La nueva cubierta continúa el revestimiento exterior de teja árabe y conserva las correas y latas originales, pero sustituye los ladrillos por una solución más ligera que aborda los problemas de aislamiento según las necesidades energéticas actuales, al tiempo que permite que el nivel inferior de la cubierta actúe como absorbente acústico con un velo poroso intercalado entre latas de madera.

Las diferentes capas de la nueva cubierta también se configuran con lucernarios, permitiendo desplegar la solución de cubierta, y las latas y acabados (colocados en vertical) nos ayudan a configurar el tipo de luz y la presencia de los lucernarios.

Las diferentes dimensiones de los espacios y las diferentes relaciones entre espacios primarios y secundarios crean una serie de espacios interconectados que permiten entender las enormes dimensiones de la nave pero al mismo tiempo consiguen crear rincones y espacios más domésticos dentro del conjunto. Los lucernarios ayudan a centrar la atención en los espacios principales, centrándose específicamente en el uso y las personas. La luz natural central y cenital enfatiza lo que está sucediendo y la arquitectura comienza a jugar un papel más discreto. La luz y la estructura crean una fuerte conexión con el entorno y nos ayudan a sentirnos parte del mundo de alguna manera. Sentir cambios en la gravedad o en la calidad de la luz natural puede llevarnos a un lugar más emocional. Creemos firmemente que ésta es una institución que necesita redescubrir esta dimensión de la existencia.

Al margen de la nueva intervención estructural en madera, el resto de intervenciones se han tratado con mucho cuidado de preservar la esencia original del edificio con todas sus huellas y transformaciones. Para aislar la fachada se optó por un revestimiento interior, con cerrajería cerámica vista siguiendo el ritmo de la fachada.
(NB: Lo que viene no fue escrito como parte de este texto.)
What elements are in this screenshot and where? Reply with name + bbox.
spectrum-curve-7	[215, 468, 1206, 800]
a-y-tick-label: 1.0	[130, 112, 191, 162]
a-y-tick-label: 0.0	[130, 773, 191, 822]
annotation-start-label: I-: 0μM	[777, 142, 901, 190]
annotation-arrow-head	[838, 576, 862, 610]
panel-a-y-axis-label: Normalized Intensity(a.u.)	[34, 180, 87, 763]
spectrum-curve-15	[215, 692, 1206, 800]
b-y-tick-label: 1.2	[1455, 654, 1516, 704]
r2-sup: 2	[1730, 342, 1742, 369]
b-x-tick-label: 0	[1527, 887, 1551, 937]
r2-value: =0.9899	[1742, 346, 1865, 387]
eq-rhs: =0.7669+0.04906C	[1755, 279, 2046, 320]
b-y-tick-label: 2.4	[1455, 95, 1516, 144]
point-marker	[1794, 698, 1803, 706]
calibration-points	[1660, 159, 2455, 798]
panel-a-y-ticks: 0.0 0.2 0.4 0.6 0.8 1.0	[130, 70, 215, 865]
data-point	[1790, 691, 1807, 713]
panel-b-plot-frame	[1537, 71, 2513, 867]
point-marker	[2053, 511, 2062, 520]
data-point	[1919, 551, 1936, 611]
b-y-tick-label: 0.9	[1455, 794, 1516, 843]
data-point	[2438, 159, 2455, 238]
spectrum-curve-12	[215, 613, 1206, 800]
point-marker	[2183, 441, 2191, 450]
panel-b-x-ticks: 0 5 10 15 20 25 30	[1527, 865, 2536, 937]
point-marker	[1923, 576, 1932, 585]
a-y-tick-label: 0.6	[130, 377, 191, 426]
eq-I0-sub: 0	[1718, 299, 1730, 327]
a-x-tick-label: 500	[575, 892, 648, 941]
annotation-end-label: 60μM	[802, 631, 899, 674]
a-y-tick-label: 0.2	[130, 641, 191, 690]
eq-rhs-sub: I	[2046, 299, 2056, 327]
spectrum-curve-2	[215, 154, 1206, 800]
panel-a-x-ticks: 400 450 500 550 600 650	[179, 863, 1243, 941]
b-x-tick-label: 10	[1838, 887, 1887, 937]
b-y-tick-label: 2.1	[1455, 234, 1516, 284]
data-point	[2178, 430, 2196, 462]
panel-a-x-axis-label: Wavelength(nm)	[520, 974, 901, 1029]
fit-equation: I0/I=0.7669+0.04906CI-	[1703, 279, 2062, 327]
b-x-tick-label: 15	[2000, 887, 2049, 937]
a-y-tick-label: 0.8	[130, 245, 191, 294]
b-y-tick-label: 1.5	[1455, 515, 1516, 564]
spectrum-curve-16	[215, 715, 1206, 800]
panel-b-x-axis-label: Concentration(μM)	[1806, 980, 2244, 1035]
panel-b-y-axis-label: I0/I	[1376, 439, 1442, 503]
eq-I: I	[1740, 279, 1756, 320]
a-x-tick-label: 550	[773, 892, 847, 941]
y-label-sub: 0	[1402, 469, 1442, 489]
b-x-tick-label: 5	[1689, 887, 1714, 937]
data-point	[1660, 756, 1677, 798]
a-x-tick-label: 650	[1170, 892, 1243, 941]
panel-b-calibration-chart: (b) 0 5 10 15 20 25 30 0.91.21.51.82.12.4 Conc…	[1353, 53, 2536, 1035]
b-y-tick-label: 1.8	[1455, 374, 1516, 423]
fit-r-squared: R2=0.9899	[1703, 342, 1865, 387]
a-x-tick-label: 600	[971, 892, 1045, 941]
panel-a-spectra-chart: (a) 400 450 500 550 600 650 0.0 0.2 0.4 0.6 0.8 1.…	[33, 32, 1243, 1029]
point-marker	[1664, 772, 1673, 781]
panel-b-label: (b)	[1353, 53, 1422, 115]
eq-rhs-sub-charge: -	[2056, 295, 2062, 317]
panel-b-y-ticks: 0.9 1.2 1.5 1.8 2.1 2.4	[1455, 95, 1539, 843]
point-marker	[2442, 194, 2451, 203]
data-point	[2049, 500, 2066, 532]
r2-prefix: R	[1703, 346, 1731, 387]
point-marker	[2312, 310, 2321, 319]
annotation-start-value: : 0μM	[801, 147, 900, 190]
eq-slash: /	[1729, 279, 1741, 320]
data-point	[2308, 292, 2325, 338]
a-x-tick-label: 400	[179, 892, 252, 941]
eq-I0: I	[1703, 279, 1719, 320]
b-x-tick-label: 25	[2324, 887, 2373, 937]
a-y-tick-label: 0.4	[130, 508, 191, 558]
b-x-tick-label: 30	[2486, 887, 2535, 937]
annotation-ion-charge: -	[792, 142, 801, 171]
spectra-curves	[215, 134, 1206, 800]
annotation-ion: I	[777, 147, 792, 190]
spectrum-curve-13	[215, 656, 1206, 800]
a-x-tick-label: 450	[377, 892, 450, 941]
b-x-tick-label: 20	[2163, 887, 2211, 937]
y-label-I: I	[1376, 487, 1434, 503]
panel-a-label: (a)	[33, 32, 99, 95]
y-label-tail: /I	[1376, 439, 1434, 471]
Externamente, se restauraron los huecos originales destruidos, devolviendo una relación completamente vacía, pero al mismo tiempo tratando de preservar el carácter de la transformación microscópica que sufrió el edificio. Protege tus cortes y arrugas, pueden explicar el paso del tiempo. Creemos que la suma de esos añadidos, sustracciones, huecos o muros sucesivos definen parte de su alma y creemos importante exponerlos para no perder el tiempo acumulado que hace tan convincente al edificio histórico. En este sentido proponemos eliminar todos los revestimientos para redescubrir las transformaciones estructurales que explican los cambios y fases arquitectónicas. Encontramos en su estructura su genética y su condicionamiento transhistórico.

La forma de las aberturas se conserva o restaura, y si tenemos espacios técnicos o de servicio en la fachada que no requieren ventanas, convertimos estas aberturas en muros Trumbo (y Pareto) para ayudar a regular los espacios interiores y al mismo tiempo servir como entradas de aire de renovación preacondicionado.

Un buen aislamiento térmico, ventilación natural, paredes Trombe y protección solar garantizan una buena funcionalidad pasiva. El edificio estará mitad interior y mitad de paso, y las condiciones climáticas naturales también serán parte de la nueva apertura de la institución al exterior.